The Sao Paolo Forum, which groups leftists, progressives and anti-neoliberals in Latin America and the Caribbean, is celebrating its 20th meeting in Bolivia this week. Perhaps the most important meeting to date, it comes at a time marked by important advances of the major powers in the region and the persistent efforts of the United States to keep them down.

With such circumstances, the Bolivian hosts have carefully planned the event with the recent struggles of Latin and Caribbean people in mind. It includes a diversity of organizations, not always strictly partisan and less avant-garde, and cases like those of Bolivia and Ecuador, where important social movements have been decisive in consolidating anti-neoliberal governments.

The forum is conducting an evaluation of the progressive governments of the region to analyze what needs to be done within the current anti-imperialist and ALC forces. They will have to take into account the dynamic state of geopolitics caused by multi-polarity and the endless crisis of capitalism plaguing the world, in particular the United States’ mega-crisis of 2008, which has yet to end.

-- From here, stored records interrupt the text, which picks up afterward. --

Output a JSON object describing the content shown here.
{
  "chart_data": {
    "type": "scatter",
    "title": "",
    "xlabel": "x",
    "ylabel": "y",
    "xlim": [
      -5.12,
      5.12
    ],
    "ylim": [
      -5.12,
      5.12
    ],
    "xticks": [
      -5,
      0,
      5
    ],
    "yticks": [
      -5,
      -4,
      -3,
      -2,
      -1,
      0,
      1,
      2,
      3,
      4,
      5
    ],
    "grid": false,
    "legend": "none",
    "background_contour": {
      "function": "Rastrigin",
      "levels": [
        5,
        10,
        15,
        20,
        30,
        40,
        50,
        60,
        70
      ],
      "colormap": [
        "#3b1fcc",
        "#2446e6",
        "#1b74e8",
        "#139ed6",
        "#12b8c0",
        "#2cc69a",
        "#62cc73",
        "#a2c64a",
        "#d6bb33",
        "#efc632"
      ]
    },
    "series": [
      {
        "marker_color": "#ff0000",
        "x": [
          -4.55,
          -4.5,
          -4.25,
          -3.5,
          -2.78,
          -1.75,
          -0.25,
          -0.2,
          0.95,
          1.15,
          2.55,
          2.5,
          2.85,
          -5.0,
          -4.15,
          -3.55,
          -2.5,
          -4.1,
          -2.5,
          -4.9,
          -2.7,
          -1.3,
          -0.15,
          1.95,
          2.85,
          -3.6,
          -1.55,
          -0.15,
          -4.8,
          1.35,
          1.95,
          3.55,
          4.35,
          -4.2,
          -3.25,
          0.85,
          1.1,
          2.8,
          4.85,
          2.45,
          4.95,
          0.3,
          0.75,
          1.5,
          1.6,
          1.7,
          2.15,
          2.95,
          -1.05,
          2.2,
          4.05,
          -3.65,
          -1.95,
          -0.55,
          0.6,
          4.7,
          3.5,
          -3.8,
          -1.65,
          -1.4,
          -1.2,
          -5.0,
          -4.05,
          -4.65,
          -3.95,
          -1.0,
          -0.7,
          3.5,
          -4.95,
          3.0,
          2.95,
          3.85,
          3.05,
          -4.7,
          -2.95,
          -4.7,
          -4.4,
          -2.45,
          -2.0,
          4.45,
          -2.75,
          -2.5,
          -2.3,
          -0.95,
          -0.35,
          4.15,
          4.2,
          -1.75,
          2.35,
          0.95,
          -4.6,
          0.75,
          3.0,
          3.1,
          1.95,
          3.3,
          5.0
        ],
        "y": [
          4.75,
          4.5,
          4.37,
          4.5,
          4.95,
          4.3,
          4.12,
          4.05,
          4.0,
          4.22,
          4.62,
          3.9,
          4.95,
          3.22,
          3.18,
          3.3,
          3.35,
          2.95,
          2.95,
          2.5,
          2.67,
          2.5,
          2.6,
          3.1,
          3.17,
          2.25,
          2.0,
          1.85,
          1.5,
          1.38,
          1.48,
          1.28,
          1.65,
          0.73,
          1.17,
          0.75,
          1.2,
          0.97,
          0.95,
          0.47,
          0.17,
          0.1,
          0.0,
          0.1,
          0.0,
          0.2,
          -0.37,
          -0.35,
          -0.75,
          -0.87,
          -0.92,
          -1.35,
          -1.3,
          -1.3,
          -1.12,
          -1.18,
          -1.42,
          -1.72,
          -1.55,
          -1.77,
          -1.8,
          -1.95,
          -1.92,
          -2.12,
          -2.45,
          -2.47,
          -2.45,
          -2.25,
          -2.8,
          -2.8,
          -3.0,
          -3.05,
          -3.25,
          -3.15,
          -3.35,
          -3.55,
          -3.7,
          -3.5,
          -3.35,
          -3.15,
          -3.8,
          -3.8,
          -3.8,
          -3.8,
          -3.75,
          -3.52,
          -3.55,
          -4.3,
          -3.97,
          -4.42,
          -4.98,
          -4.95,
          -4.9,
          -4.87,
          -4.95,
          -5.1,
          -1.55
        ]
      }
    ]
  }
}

The FSP (Sao Paolo Forum) was founded in 1990, after the collapse of the Soviet Union and when the ALC was alive and well in Cuba, with the political power available to achieve a socialist utopia. The objective of its first meeting in the Brazilian city was to come up with an outline for transitioning power to leftist forces in conditions much more adverse than those of just a few years ago.

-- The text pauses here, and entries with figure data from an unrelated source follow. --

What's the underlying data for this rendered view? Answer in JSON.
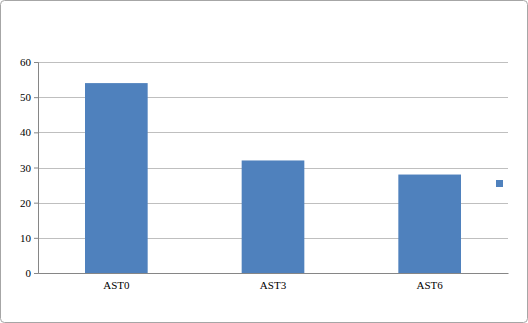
{
  "chart_data": {
    "type": "bar",
    "categories": [
      "AST0",
      "AST3",
      "AST6"
    ],
    "values": [
      54,
      32,
      28
    ],
    "color": "#4f81bd",
    "ylim": [
      0,
      60
    ],
    "yticks": [
      0,
      10,
      20,
      30,
      40,
      50,
      60
    ],
    "grid": true,
    "legend": "right"
  }
}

The "Caracazo" (1989) and the indigenous uprising in Chiapas (1994) served as evidence of a movement of the masses headed by the left, which had fraudulently won the 1988 election in Mexico. These, along with the great uprising in Venezuela, happened spontaneously and all shared a rejection of the neoliberal politics inaugurated by Augusto Pinochet's dictatorship in Chile that extended rapidly throughout the region.

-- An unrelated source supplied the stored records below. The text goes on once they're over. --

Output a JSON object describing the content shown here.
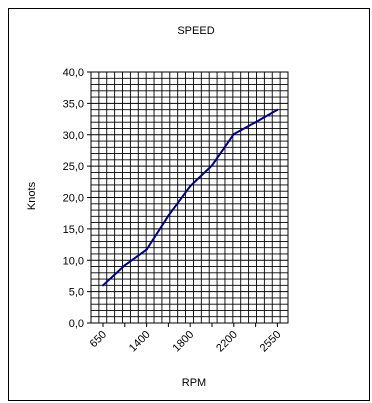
{
  "chart_data": {
    "type": "line",
    "title": "SPEED",
    "xlabel": "RPM",
    "ylabel": "Knots",
    "x_tick_labels": [
      "650",
      "",
      "1400",
      "",
      "1800",
      "",
      "2200",
      "",
      "2550"
    ],
    "y_tick_labels": [
      "0,0",
      "5,0",
      "10,0",
      "15,0",
      "20,0",
      "25,0",
      "30,0",
      "35,0",
      "40,0"
    ],
    "ylim": [
      0,
      40
    ],
    "grid": true,
    "legend": "none",
    "series": [
      {
        "values": [
          6.0,
          9.2,
          11.7,
          17.1,
          21.8,
          25.1,
          30.1,
          32.0,
          34.0
        ]
      }
    ],
    "colors": {
      "line": "#000080",
      "grid": "#000000",
      "frame": "#000000"
    }
  }
}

Starting around the 1998 election of Venezuelan firework President Hugo Chavez, other anti-neoliberal options began to appear in Brazil, Argentina, Uruguay, Bolivia, Nicaragua, Ecuador, Honduras, Paraguay and El Salvador as a result of these struggles.

A truly transcendental moment was the failure of the U.S. to be approved by the FTAA (Free Trade Area of the Americas) at the Summit of the Americas at Mar del Plata (Argentina, 2005). They were resisted by the actions of Chavez, Lula de Silva and the energetic host, Nestor Kirchner, as well as significant street protests.

The fall of the FTAA had been preceded by the foundation of ALBA (Bolivarian Alliance for the Peoples of Our America) between Venezuela and Cuba in December of 2004, which was then extended to Bolivia, Ecuador, Nicaragua, Dominica, St. Vincent and the Granadas, Antigua and Santa Lucia. Petrocaribe came into the picture, and the foundation of Unasur and la Celac were historic events in the unity and integration between supporters of Jose Marti and Simon Bolivar.

In the face of these strong advances, Washington has mounted a counter-offensive to harass, isolate and overthrow Latino and Caribbean governments that don't suit its interests. The most compelling evidence is in Venezuela, where it attempted to overthrow President Nicolas Maduro with tactics from so-called fourth generation warfare, threatening the very solidarity of our Latin people.

At the same time, Obama's government tries to destabilize independent governments in the region with unprecedented, premeditated attacks (Honduras and Paraguay) and malevolent efforts against Cuba like those recently revealed by the AP agency.